Lysophosphatidylethanolamine Degradation Associated with Upregulation of Pnpla6/7 in a Murine Model of Metabolic Dysfunction-Associated Steatohepatitis

Metabolic dysfunction-associated steatohepatitis (MASH) is a form of fatty liver disease characterized by fat accumulation, hepatic inflammation, and fibrosis. Lysophosphatidylethanolamine (LPE), a partially deacylated product of phosphatidylethanolamine, plays significant roles in anti-inflammatory responses and mitochondrial homeostasis. Although serum LPE levels are reduced in patients with MASH, the underlying mechanisms remain unclear. In this study, we investigated LPE metabolism using liquid chromatography–tandem mass spectrometry and protein expressions in MASH mice. Male C57BL/6J mice were fed a high-fat, high-cholesterol, and cholic acid diet, along with 2% hydroxypropyl-β-cyclodextrin in drinking water (HFCC/CDX) for three weeks to induce MASH. LPE was primarily distributed in the liver and kidneys, with lower levels in the white adipose tissue.

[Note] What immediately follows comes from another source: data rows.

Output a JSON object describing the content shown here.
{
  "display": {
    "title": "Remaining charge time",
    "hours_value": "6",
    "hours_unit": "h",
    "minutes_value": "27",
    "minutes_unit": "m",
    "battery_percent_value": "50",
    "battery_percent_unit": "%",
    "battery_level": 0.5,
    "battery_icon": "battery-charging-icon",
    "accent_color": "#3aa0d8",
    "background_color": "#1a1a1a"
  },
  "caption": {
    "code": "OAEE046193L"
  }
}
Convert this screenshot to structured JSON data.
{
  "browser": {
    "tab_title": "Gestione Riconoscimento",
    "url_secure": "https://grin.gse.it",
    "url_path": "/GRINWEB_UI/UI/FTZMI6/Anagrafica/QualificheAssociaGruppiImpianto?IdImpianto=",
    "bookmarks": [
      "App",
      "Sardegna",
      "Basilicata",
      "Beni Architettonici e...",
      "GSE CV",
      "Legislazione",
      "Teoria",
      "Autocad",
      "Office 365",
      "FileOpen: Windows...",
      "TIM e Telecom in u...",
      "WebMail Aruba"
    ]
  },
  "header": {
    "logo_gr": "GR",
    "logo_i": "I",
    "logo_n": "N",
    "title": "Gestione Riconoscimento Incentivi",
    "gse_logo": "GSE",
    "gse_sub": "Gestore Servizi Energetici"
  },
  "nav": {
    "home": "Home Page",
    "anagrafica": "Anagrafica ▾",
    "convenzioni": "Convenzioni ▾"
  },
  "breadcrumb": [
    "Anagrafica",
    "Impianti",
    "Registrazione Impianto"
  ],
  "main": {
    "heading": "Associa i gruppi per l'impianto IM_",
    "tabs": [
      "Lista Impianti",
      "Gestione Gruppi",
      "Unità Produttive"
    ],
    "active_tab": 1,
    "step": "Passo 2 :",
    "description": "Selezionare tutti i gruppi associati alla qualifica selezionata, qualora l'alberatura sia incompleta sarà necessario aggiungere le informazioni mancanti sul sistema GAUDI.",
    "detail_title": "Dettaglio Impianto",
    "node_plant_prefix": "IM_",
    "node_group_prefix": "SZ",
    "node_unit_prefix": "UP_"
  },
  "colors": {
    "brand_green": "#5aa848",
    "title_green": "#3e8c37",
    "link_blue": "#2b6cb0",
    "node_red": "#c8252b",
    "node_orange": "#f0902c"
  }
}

HFCC/CDX mice exhibited accumulation of cholesterols and oxidized triglycerides, accompanied by inflammation and fibrosis in the liver. In the plasma and liver of HFCC/CDX mice, most LPE species were decreased and showed negative correlations with hepatic inflammation, with the exception of LPE 18:1. Mechanistically, enhanced degradation of LPE to glycerophosphorylethanolamine was associated with upregulation of Pnpla6/7 in the liver. These findings suggest that Pnpla6/7-driven LPE catabolism is contributing to LPE depletion. This study provides a new perspective to understand the association between disrupted phospholipid metabolism and MASH pathogenesis.